2.  **Remote Sampling Decision**: If `follow_traceparent` is `true` and an incoming request contains a trace context that is already marked as "sampled", EMQX will respect this upstream decision and sample the trace, unless overridden by other rules.

3.  **Whitelist Rules**: If the trace is not already sampled by a remote parent, you can define specific rules to force sampling for certain clients or topics. This is the most direct way to ensure you are tracing the activity you care about.
    -   **ClientID whitelist**: Forces sampling for all root-level activities (connect, subscribe, publish, etc.).
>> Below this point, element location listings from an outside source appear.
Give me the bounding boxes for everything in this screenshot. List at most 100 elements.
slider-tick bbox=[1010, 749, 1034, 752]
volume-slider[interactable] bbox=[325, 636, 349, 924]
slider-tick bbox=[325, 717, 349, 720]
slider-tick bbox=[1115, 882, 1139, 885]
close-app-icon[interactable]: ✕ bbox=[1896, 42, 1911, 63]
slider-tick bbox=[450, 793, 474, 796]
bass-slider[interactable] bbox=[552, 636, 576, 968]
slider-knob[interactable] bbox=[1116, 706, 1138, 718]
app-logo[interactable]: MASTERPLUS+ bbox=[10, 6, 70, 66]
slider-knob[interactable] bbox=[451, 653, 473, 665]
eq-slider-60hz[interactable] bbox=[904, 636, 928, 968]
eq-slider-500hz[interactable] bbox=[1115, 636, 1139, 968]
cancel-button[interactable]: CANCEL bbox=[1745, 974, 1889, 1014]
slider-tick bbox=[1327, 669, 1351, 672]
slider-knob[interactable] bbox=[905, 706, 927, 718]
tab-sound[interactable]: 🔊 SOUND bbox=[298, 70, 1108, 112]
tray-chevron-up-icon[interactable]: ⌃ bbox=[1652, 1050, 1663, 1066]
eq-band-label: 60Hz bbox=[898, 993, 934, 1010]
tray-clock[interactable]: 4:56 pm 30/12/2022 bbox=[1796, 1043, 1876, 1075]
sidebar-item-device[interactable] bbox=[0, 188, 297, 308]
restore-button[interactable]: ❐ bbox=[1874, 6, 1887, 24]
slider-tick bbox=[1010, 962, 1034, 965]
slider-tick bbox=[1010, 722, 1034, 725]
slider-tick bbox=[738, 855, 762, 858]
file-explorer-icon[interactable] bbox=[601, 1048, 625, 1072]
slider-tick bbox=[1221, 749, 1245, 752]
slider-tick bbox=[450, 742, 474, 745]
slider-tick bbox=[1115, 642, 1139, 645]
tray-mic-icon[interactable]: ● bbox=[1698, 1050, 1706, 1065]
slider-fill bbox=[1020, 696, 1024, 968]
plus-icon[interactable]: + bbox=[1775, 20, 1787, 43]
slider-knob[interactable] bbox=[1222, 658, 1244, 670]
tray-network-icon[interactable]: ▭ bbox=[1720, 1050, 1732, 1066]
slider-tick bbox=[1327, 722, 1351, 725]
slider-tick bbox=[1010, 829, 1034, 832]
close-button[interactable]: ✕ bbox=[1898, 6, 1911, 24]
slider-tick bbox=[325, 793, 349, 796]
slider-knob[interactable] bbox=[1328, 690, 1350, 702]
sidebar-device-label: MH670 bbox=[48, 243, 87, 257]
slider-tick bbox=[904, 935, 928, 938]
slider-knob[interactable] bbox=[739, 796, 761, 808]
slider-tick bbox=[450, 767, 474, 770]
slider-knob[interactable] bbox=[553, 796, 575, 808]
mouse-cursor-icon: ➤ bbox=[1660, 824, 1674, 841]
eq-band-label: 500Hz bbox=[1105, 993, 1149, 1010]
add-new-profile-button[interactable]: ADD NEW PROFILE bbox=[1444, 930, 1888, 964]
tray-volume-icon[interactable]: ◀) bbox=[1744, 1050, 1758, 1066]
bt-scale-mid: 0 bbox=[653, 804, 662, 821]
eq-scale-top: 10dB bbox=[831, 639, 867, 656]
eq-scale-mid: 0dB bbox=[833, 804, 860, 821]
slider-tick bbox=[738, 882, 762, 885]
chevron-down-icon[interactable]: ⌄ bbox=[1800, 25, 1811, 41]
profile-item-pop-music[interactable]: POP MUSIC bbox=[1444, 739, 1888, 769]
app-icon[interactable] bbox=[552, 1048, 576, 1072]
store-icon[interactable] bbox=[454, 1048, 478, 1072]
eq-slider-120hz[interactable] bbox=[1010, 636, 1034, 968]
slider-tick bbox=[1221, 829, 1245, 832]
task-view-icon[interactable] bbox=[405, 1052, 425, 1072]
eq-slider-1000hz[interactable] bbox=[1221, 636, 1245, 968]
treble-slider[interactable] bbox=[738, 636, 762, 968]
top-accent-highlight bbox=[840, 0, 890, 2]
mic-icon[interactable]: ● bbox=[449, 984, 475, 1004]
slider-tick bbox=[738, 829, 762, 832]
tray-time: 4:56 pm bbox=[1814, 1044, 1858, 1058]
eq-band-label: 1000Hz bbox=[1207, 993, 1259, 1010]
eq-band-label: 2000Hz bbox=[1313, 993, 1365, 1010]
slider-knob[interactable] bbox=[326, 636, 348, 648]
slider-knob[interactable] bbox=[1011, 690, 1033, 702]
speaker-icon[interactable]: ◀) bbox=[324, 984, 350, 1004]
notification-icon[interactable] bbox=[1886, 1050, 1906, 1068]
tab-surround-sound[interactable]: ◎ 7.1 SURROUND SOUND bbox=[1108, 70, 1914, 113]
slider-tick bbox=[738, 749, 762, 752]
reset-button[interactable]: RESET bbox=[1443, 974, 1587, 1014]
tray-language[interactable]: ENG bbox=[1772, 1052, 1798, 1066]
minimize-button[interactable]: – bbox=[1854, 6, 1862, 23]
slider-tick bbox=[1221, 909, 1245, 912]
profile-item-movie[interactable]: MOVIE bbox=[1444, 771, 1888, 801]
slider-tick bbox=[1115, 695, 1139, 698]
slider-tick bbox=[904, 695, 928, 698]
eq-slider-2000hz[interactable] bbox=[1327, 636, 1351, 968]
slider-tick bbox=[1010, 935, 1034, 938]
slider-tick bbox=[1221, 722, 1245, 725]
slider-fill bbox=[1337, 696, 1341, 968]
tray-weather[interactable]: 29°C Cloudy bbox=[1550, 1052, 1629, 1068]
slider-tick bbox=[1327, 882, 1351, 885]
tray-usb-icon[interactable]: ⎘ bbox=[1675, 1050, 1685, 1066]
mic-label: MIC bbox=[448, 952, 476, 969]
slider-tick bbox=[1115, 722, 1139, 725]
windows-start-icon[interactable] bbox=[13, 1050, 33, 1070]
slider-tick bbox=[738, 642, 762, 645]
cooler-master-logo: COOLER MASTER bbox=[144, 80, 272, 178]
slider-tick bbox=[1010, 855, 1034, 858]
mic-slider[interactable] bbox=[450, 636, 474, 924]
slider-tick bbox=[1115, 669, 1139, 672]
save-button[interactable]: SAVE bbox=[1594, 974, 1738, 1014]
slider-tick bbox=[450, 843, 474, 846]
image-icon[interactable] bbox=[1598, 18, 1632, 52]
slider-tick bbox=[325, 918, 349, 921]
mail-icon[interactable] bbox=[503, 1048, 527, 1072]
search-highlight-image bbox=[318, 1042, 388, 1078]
    -   **Topic whitelist**: Forces sampling for messages published to matching topics.
        
        > **Note:** This rule applies to the start of a trace (e.g., the `client.publish` span). It does not apply to the `broker.publish` span, which is responsible for message delivery to subscribers.
    
4.  **Ratio-Based Sampling**: If no whitelist rule matches, the decision falls back to ratio-based sampling, which is controlled by the `sample_ratio` configuration.
    
    You can configure this ratio (from `0.0` to `1.0`) to control the percentage of traces that are captured. A value of `1.0` means 100% of traces will be captured, while `0.0` means none will be (unless they match a whitelist rule).
    
5.  **Event Type Switches**: Even if a trace is selected by the ratio-based sampler, it is only generated if the relevant event type switch is enabled. These switches act as a global on/off for categories of spans. The available switches are:
    
    -   `client_connect_disconnect`: A boolean switch to enable or disable tracing for client connect and disconnect events.
    -   `client_subscribe_unsubscribe`: A boolean switch to enable or disable tracing for client subscribe and unsubscribe events.
    -   `client_messaging`: A boolean switch to enable or disable tracing for client message publishing.
    -   `trace_rule_engine`: A boolean switch to enable or disable tracing for the rule engine.
    
6.  **Message Trace Level**: For spans related to QoS acknowledgements (e.g., `PUBACK`, `PUBREC`), you can control their creation based on a QoS level using the `msg_trace_level` switch.
    - `msg_trace_level`: This setting can be configured to a specific QoS level (0, 1, or 2) to control which acknowledgement spans are created based on the QoS of the original message. 
    
      For example, if `msg_trace_level` is set to `1`, `PUBACK` spans will be created for QoS 1 messages. For QoS 2 messages, this setting will generate `PUBREC` spans, but not `PUBREL` or `PUBCOMP` spans. This helps to reduce the verbosity of traces for high-QoS message flows.